In an outcome that would dash the hopes of thousands of people and many countries that feel threatened by global warming, an international treaty that would make the planet's biggest polluters – along with everybody else – cut back by a definite timetable on their soaring carbon emissions is looking like an impossible dream.

More than 120 nations of the 194 present at Durban, including the entire 43-strong bloc of the least developed countries, were yesterday supporting the plan, put forward by Britain and the EU, to agree a "road map" to a global, legally binding climate pact involving all nations to be signed by 2015 and come into force not later than 2020.

Despite emollient noises being made in public by the "Big Three" emitters, the Chinese, American and Indian line in negotiations was much harder and their participation in a credible deal was looking doubtful.

Participation of the leading emitters is crucial because those three nations alone account between them for 46 per cent of global emissions – China for 24 per cent, the US for 16 per cent and India for 6 per cent – yet none of them show any sign of making emissions cuts, and Chinese and Indian emissions in particular are growing at nearly 10 per cent annually.

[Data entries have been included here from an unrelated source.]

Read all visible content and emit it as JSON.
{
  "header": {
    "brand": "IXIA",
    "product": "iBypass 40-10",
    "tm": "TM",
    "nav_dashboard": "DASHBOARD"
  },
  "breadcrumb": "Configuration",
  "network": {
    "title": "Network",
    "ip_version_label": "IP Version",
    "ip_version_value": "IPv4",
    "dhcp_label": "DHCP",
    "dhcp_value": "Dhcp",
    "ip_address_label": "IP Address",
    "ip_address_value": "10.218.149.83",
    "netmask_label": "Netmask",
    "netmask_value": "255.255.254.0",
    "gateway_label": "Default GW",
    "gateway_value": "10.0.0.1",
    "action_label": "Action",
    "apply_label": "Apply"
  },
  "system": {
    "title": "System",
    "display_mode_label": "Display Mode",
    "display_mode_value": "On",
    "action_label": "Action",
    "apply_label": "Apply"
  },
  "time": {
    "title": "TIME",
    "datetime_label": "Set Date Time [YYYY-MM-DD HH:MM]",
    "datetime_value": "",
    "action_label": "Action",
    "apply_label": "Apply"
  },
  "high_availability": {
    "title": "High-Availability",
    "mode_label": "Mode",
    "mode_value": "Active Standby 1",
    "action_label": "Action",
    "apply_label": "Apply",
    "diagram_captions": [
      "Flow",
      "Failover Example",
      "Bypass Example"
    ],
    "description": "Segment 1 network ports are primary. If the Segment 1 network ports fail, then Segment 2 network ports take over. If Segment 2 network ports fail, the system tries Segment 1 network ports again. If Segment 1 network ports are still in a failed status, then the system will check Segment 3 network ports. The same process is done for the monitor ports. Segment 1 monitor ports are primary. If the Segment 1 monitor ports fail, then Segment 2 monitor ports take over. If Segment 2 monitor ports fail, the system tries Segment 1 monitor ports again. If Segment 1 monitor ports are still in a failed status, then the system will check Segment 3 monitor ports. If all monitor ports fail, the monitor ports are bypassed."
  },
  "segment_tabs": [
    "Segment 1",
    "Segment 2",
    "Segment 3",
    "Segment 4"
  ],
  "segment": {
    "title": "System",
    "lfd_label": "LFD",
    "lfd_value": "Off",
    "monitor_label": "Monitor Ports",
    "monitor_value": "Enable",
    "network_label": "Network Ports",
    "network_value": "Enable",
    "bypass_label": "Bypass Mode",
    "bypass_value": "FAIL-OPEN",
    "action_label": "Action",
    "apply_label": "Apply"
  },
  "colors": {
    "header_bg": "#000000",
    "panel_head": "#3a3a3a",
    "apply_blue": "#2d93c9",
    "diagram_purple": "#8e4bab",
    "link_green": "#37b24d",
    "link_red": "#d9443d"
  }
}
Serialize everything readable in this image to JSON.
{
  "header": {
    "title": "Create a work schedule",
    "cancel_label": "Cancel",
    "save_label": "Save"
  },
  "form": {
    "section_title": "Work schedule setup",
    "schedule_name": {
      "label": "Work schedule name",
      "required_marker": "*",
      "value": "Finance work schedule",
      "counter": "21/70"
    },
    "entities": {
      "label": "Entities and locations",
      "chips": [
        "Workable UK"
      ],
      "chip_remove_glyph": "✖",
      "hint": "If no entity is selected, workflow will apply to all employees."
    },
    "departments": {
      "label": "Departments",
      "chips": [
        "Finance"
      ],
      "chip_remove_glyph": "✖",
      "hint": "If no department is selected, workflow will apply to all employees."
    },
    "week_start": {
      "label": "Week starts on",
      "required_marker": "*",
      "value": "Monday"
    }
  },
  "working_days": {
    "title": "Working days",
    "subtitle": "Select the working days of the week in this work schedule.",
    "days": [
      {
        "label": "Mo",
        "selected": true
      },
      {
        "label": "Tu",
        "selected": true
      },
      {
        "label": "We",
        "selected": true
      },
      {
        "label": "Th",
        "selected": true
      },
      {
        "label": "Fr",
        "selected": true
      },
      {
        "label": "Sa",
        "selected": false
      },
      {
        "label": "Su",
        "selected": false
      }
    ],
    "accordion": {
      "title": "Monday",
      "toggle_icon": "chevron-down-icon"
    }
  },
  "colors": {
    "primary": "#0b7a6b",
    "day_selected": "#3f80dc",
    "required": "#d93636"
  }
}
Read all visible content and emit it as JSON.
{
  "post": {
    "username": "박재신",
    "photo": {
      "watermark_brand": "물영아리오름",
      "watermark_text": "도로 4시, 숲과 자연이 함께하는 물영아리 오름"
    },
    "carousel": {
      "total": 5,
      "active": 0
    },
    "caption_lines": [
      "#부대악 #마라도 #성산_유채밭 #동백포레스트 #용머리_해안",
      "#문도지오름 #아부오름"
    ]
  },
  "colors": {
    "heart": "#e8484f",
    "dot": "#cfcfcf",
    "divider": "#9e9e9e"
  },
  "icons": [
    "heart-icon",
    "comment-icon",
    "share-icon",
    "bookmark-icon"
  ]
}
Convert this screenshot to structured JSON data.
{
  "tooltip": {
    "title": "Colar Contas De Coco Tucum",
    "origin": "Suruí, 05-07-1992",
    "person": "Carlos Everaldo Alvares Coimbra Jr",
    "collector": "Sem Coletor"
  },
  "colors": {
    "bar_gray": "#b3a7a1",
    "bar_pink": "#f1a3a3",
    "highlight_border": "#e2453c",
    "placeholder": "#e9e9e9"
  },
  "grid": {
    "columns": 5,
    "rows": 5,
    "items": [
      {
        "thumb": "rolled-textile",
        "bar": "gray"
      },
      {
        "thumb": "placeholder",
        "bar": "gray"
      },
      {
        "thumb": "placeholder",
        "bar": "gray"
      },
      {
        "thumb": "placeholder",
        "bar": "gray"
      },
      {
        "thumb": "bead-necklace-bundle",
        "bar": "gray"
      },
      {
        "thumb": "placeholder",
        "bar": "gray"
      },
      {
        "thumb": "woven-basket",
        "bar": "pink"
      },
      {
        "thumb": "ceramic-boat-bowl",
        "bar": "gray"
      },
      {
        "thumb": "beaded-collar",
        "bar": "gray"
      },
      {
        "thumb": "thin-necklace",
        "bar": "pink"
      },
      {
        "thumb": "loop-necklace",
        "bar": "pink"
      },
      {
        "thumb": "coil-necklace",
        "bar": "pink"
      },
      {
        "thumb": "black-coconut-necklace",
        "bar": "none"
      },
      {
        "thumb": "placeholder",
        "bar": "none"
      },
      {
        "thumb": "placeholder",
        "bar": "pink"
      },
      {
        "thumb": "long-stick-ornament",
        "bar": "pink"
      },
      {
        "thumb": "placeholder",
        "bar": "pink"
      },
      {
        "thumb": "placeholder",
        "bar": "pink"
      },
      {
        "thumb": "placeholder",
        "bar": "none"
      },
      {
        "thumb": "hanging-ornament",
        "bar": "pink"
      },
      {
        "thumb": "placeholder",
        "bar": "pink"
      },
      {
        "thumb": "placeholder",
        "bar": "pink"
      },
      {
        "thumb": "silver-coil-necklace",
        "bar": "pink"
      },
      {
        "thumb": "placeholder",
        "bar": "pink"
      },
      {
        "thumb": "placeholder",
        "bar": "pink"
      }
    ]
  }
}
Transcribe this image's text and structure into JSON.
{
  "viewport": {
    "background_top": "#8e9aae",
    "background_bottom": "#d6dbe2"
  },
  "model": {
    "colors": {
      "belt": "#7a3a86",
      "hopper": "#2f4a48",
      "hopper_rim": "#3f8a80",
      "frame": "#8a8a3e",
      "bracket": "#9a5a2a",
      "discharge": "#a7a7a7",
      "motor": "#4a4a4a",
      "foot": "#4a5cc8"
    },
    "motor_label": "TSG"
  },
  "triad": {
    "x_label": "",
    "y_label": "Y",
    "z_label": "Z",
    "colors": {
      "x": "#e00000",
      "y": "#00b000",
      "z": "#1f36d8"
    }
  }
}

The US has taken on a target, but given no sign whatsoever of how it will achieve it, while the other two have said they will reduce the energy intensity of their economy, but not the emissions themselves. All are reluctant to cut their carbon for fear it would damage their economies.

If the negotiations do fail to get a credible deal, 20 years of effort to reduce greenhouse gases will run into the sand. It will mean a "lost decade" for climate change in which no real steps are taken until after 2020 to curb emissions, now totalling more than 32 billion tonnes of CO2 globally and soaring at an unprecedented 6 per cent each year.

The present climate treaty, the Kyoto Protocol, which runs out at the end of next year, only covers about 15 per cent of global CO2, because when it was signed in 1997 it only covered what were then the rich industrialised countries. Since then, the globe has changed dramatically in a way nobody predicted, especially with the rapid expansion of the Chinese economy, which has led to the country's soaring greenhouses gases.

China, India and other developing countries have hitherto been insistent on a renewal of Kyoto without wanting a further treaty.

The EU has proposed that it will renew Kyoto, but the price is a new overarching, legally binding, time-limited agreement. Chris Huhne, Britain's Energy and Climate Change Secretary, who is leading the UK's talks at Durban, has been one of the most enthusiastic proponents of a new global deal and last night he was still hopeful. He said: "We are making progress, but it's too early to say we're going to be able to achieve a really good deal."